Les populations slaves ou roumaines de la Turquie d’Europe ont d’ailleurs un autre appui pour cette lutte périlleuse : c’est le concours des Turcs, intéressés à s’affranchir de la même influence russe qui, depuis Catherine II, pèse d’un poids si lourd sur les destinées de l’empire ottoman. Il y a long-temps que le sultan a cessé d’être un épouvantail pour ses vassaux et ses sujets, et a senti la nécessité impérieuse de gouverner par la clémence. Des animosités séculaires, des haines de race plus encore que de religion se sont ainsi calmées, après la guerre hellénique, à la faveur d’une politique conciliante. Les chrétiens n’ont pas tardé à reconnaître les bonnes intentions que l’intérêt et le devoir conseillaient aux musulmans, et l’union s’est accomplie au profit de tous, dans un sentiment de défense commune contre un ennemi commun. Les Turcs, trop souvent intimidés par la diplomatie russe et trop peu soutenus par la nôtre, n’ont point fait bruit de cette union ; mais les chrétiens, moins réservés, avouent hautement leurs sentimens et ne négligent point les occasions de donner aux Russes des preuves de défiance, aux Turcs des témoignages de leur dévouement politique.

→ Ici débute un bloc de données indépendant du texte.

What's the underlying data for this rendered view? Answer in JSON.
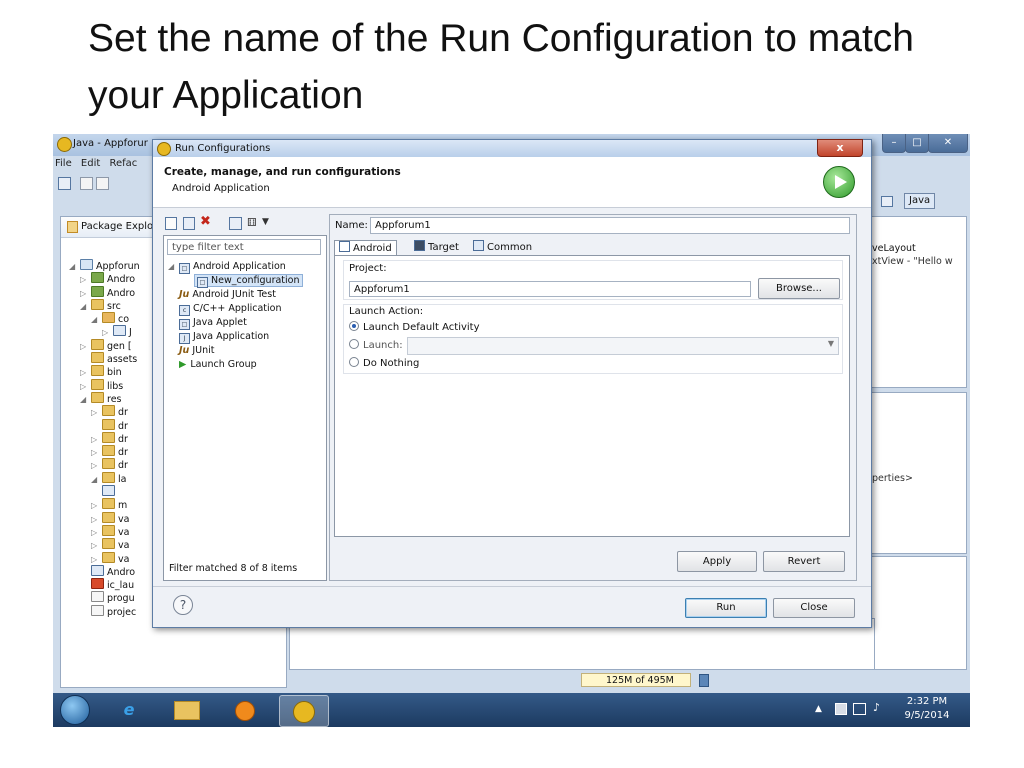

Ce dévouement ne peut pourtant pas aller jusqu’au sacrifice des intérêts de la nationalité et des libertés publiques des deux peuples chrétiens du Danube. L’alliance, au contraire, n’existe qu’à la condition que les Osmanlis se prêteront à ce mouvement nécessaire et juste qui entraîne les Moldo-Valaques et les Illyriens vers l’avenir rêvé par eux. Nationalité et liberté, voilà les deux grands faits qui cherchent à se dégager du chaos des races et des lois, et dont la Turquie doit reconnaître la légitimité et seconder le développement. Son ascendant politique et son propre salut sont à ce prix.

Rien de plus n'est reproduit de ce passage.